The head nurse had put it beautifully. Bravo.
Even more disgraceful than all those lying photos were the religious symbols Moniek had catapulted into my existence in extremis . A crucifix over my bed, just imagine! ‘It can’t do any harm!’ she said. And on my old-fashioned bedside cabinet she planted a monstrous statue — bisque, I think — of Rita of Cascia, patron saint of hopeless cases. Maybe Moniek was guilty of stupidity rather than malice and simply suffered from a conviction that idolatry was part and parcel of being in a home. But a person — and I’m talking about myself here — who grew up in a society in which religion went unquestioned and considers his agnosticism an achievement, the product of deep and courageous thought, can only feel ridiculed by having the label ‘Catholic’ stuck to his forehead.
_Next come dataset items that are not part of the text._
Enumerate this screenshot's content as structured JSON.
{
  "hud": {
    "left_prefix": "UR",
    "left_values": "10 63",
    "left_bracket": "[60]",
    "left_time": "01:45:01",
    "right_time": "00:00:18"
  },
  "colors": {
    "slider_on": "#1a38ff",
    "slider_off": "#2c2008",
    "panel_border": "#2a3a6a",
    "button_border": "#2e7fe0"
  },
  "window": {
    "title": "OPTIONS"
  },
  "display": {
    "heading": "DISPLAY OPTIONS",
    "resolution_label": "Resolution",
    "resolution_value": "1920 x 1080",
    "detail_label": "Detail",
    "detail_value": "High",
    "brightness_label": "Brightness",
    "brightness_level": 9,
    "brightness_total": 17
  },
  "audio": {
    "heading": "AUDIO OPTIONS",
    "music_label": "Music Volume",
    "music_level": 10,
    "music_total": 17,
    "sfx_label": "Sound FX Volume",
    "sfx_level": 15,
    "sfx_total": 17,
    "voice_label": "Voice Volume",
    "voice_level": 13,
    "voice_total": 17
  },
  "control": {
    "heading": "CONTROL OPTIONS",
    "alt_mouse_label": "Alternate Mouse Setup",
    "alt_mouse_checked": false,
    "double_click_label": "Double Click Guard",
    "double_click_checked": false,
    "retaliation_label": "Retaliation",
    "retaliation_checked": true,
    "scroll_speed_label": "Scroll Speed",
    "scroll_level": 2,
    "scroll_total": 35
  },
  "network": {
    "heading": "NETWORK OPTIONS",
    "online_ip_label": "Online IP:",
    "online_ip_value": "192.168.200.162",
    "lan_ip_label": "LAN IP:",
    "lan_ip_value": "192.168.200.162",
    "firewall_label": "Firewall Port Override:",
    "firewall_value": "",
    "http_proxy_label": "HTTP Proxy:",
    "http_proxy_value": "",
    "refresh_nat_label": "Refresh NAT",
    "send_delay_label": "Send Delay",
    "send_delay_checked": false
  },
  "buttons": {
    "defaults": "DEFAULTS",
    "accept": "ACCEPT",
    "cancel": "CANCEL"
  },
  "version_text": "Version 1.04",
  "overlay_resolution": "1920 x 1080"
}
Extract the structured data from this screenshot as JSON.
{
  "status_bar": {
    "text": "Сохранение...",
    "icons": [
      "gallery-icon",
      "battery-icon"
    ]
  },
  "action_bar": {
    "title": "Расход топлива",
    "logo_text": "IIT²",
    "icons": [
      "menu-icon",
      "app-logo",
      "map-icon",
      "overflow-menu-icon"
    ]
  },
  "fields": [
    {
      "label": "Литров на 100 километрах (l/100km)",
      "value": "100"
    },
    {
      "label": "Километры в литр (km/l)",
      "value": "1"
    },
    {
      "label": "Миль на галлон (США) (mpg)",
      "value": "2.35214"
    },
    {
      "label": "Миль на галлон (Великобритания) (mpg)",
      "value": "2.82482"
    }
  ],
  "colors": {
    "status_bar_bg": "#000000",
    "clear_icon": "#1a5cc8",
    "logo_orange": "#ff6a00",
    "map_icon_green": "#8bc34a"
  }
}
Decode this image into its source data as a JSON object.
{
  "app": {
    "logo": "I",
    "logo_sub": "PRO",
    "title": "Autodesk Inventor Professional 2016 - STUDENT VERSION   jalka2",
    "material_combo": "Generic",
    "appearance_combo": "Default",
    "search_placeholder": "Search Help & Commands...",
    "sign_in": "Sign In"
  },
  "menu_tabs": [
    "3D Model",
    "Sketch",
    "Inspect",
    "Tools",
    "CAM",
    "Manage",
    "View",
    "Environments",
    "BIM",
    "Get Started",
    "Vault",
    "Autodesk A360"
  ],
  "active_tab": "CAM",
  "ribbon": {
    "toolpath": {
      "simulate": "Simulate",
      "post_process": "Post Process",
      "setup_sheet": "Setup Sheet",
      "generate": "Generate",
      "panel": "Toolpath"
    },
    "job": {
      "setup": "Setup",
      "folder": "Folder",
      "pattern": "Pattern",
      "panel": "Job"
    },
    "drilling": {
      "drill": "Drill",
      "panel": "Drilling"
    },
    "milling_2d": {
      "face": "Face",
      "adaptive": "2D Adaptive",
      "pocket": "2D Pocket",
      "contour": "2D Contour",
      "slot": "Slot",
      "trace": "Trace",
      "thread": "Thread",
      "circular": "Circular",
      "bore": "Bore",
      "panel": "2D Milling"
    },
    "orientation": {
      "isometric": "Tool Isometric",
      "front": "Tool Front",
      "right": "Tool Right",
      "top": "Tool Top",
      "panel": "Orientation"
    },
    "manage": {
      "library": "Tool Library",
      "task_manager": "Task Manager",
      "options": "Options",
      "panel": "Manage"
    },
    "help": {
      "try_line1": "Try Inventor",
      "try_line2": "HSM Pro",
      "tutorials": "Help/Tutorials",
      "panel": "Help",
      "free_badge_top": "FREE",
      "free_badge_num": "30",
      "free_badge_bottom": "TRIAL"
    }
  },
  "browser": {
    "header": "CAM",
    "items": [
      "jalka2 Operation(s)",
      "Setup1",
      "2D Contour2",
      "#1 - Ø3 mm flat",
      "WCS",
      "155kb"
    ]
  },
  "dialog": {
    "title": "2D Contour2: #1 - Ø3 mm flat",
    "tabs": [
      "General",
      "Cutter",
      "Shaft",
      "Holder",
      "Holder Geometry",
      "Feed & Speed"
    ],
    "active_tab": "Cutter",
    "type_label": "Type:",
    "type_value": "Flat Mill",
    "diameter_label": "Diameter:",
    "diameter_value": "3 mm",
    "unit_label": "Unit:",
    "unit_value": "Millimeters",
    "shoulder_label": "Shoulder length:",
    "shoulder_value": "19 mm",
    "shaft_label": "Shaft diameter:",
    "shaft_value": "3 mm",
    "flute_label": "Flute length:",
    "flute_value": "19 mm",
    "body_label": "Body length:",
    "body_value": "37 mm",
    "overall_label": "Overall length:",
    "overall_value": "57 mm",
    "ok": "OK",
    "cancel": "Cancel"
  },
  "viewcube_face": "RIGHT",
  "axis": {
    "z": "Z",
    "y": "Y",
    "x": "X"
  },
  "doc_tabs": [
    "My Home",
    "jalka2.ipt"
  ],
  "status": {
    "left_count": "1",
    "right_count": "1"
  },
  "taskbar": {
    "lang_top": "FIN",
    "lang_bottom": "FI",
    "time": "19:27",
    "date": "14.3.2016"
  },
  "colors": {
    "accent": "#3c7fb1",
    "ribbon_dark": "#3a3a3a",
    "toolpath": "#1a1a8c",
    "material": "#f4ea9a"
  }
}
I felt philosophically swindled by my lawfully wedded wife and regretted not being able to step out of character for a minute to point this gruesome misrepresentation out to Winterlight’s nursing staff. It annoyed me immensely, being henceforth noted down on death’s waiting list as a believer. The first rattle in my throat or tiniest bit of coughed-up blood will have a priest scurrying to my bedside with a breviary and an aspergillum. I feel like crawling away in shame at the thought of almost certainly having a church funeral.